From here, Mayo do their best impression of a rabbit caught in headlights. Composure is lost, and so is the game.
I've since watched the game over and while there's little doubt Mayo played to only 60pc of their potential, they still put themselves in a position to win the game. They got a lot of criticism - some of it deserved, some of it a bit over the top - yet this can't have come as a surprise.
What took place over the winter has put extra heat on them. The move to get rid of the management of Pat Holmes and Noel Connelly put the players firmly in the firing line, and the snipers in the stands were waiting to fire the bullets.
But the good thing from the players' point of view is they still have it within their own control to answer their critics. Have they got the stomach to?

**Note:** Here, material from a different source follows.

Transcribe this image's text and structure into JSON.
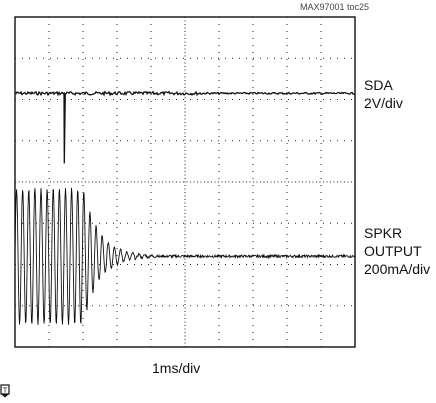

I'd be astonished if we don't see Mayo go out and lay down a marker against Fermanagh tomorrow. In many ways, this is the ideal draw for them because their opponents are a well-organised unit whose unflinching honesty will ask questions of Mayo.
The biggest question facing this Mayo team is where are the leaders? With the sole exception of Colm Boyle, there was a glaring absence of leadership against Galway.

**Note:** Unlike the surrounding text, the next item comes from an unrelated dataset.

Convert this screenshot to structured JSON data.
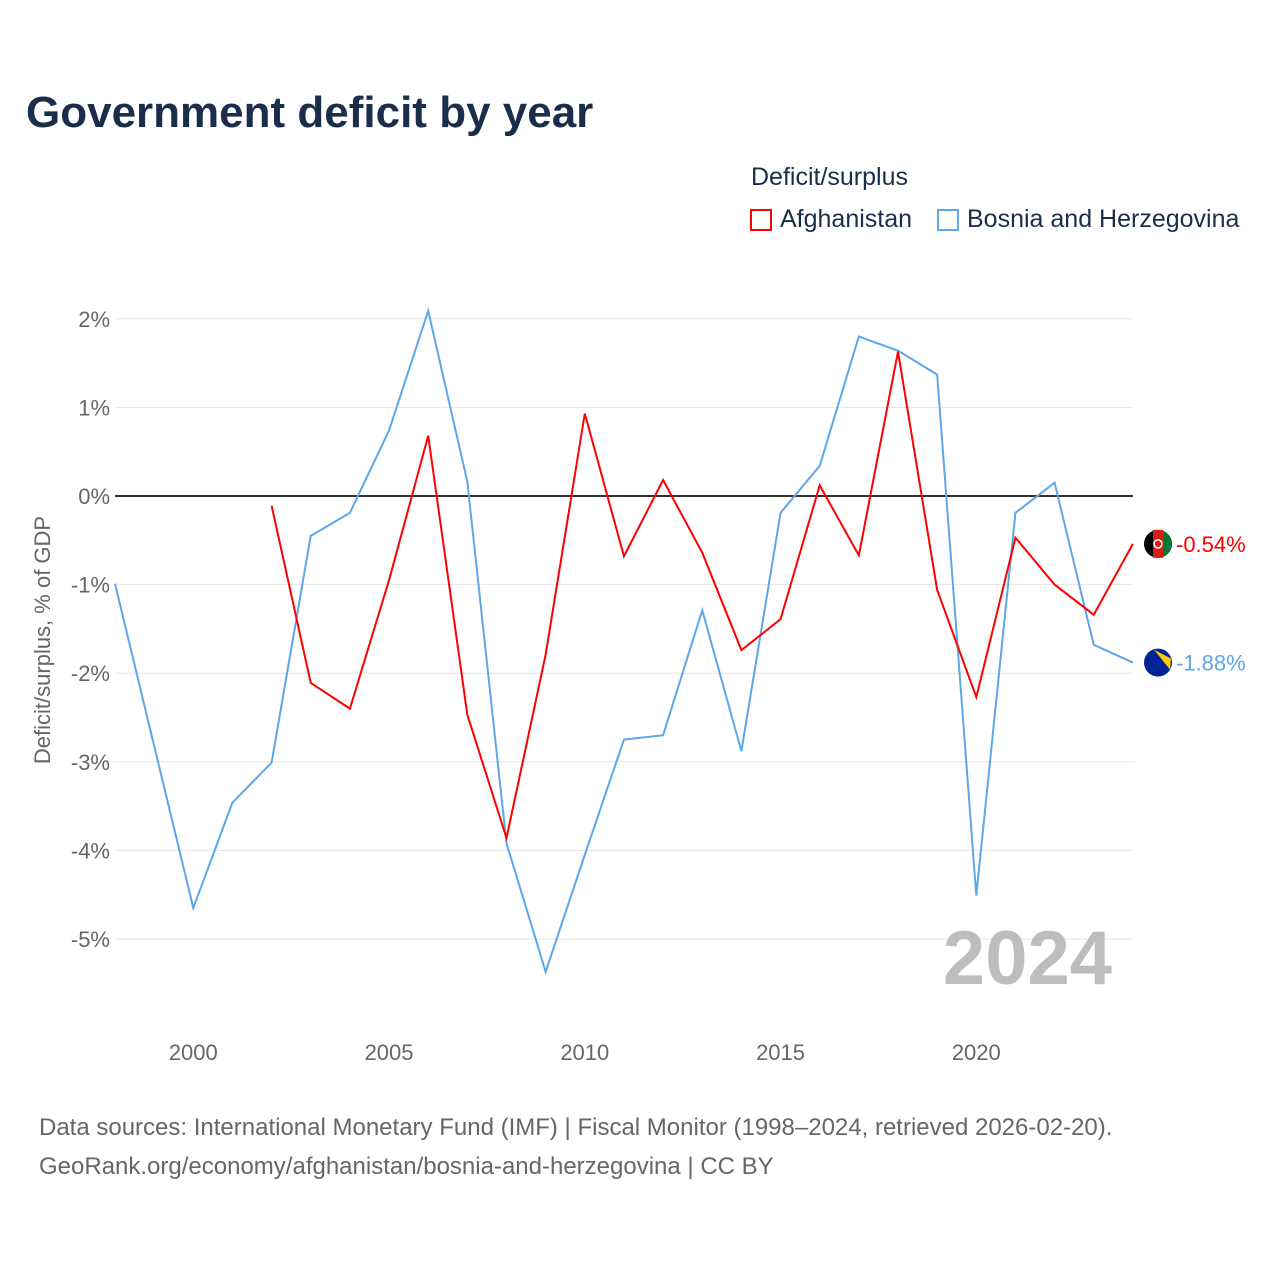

Admittedly, they weren't helped tactically by the sweeper system they tried to employ and the abject failure of their forward line (their starting attack managed a miserable two points from play), but there is no excuse for players going missing.

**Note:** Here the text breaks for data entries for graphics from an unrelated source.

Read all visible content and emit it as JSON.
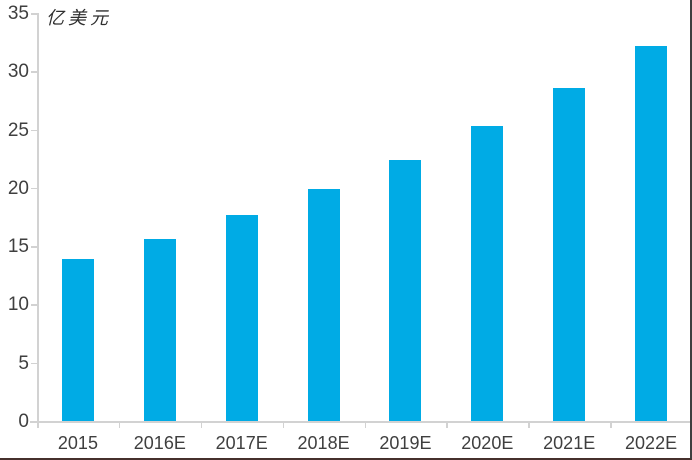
{
  "chart_data": {
    "type": "bar",
    "title": "",
    "ylabel": "亿美元",
    "xlabel": "",
    "categories": [
      "2015",
      "2016E",
      "2017E",
      "2018E",
      "2019E",
      "2020E",
      "2021E",
      "2022E"
    ],
    "values": [
      13.9,
      15.6,
      17.7,
      19.9,
      22.4,
      25.3,
      28.6,
      32.2
    ],
    "ylim": [
      0,
      35
    ],
    "ytick_step": 5,
    "yticks": [
      0,
      5,
      10,
      15,
      20,
      25,
      30,
      35
    ],
    "grid": false,
    "legend": "none",
    "data_labels": false,
    "bar_color": "#00abe5",
    "axis_color": "#d2d2d2",
    "label_color": "#3f3f3f"
  }
}
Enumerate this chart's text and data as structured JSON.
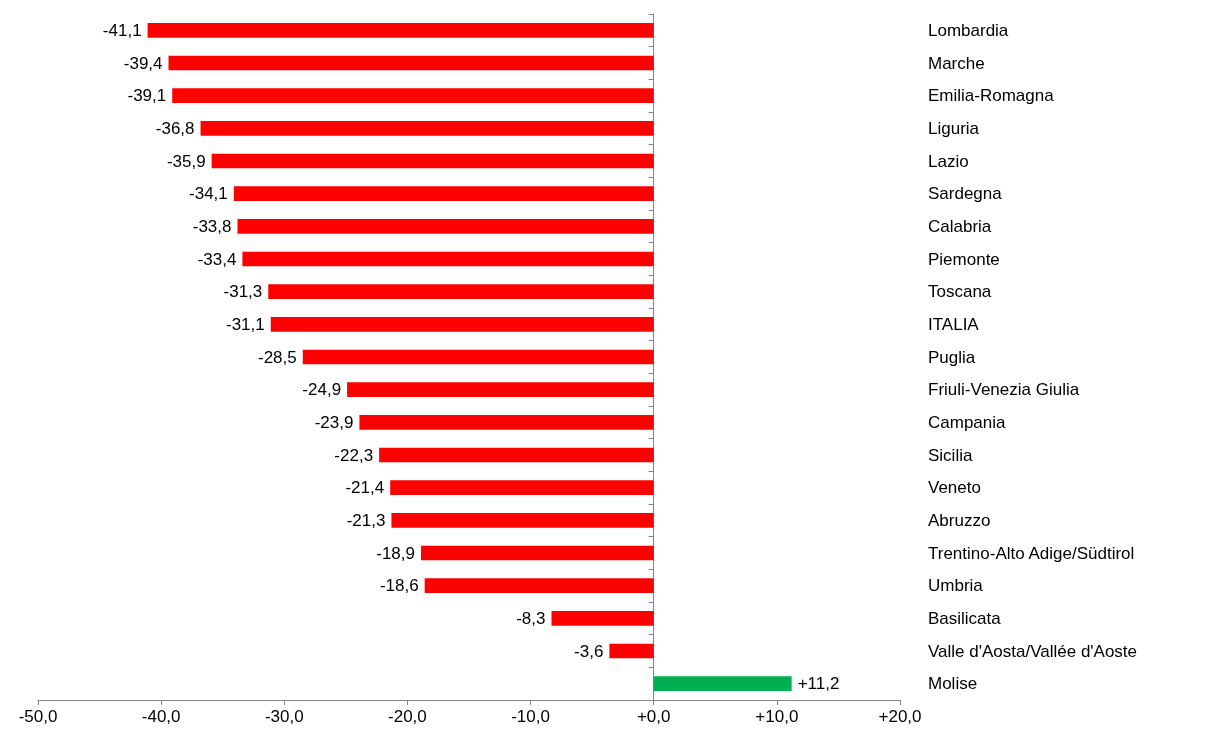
{
  "chart_data": {
    "type": "bar",
    "orientation": "horizontal",
    "categories": [
      "Lombardia",
      "Marche",
      "Emilia-Romagna",
      "Liguria",
      "Lazio",
      "Sardegna",
      "Calabria",
      "Piemonte",
      "Toscana",
      "ITALIA",
      "Puglia",
      "Friuli-Venezia Giulia",
      "Campania",
      "Sicilia",
      "Veneto",
      "Abruzzo",
      "Trentino-Alto Adige/Südtirol",
      "Umbria",
      "Basilicata",
      "Valle d'Aosta/Vallée d'Aoste",
      "Molise"
    ],
    "values": [
      -41.1,
      -39.4,
      -39.1,
      -36.8,
      -35.9,
      -34.1,
      -33.8,
      -33.4,
      -31.3,
      -31.1,
      -28.5,
      -24.9,
      -23.9,
      -22.3,
      -21.4,
      -21.3,
      -18.9,
      -18.6,
      -8.3,
      -3.6,
      11.2
    ],
    "colors": [
      "#ff0000",
      "#ff0000",
      "#ff0000",
      "#ff0000",
      "#ff0000",
      "#ff0000",
      "#ff0000",
      "#ff0000",
      "#ff0000",
      "#ff0000",
      "#ff0000",
      "#ff0000",
      "#ff0000",
      "#ff0000",
      "#ff0000",
      "#ff0000",
      "#ff0000",
      "#ff0000",
      "#ff0000",
      "#ff0000",
      "#00b050"
    ],
    "value_labels": [
      "-41,1",
      "-39,4",
      "-39,1",
      "-36,8",
      "-35,9",
      "-34,1",
      "-33,8",
      "-33,4",
      "-31,3",
      "-31,1",
      "-28,5",
      "-24,9",
      "-23,9",
      "-22,3",
      "-21,4",
      "-21,3",
      "-18,9",
      "-18,6",
      "-8,3",
      "-3,6",
      "+11,2"
    ],
    "xlim": [
      -50,
      20
    ],
    "xticks": [
      {
        "value": -50,
        "label": "-50,0"
      },
      {
        "value": -40,
        "label": "-40,0"
      },
      {
        "value": -30,
        "label": "-30,0"
      },
      {
        "value": -20,
        "label": "-20,0"
      },
      {
        "value": -10,
        "label": "-10,0"
      },
      {
        "value": 0,
        "label": "+0,0"
      },
      {
        "value": 10,
        "label": "+10,0"
      },
      {
        "value": 20,
        "label": "+20,0"
      }
    ]
  }
}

However, I believe there is a remedy. There's an old maxim about leaders being born not made, which has an element of truth to it.
But if the second part of it were true why would armies across the world invest millions every year teaching new recruits to be leaders? They want their cadets to become leaders in battle, try to prepare them for every eventuality, and put them through hell.
I can only reflect on my own experiences. Back in 2005, we were gutted to lose the Ulster final replay to Armagh. Yet before we left Croke Park that day, fellas like Brian Dooher, Philip Jordan and Ryan McMenamin left no-one in any doubt in the dressing-room that we had unfinished business. Instinctively they stood up to the plate.
The most important thing after that was the next training session. We had to show Mickey Harte that we really meant business. And that meant turning up to training ten minutes earlier than we had before, training 10pc harder than we had before, and drilling into each other as hard as reason would allow.
The real motivation came from within and we never looked back.
You see, more often than not, the most effective leadership is in deeds not words.
Time now for Mayo to show they have the troops, and the courage, to go to war.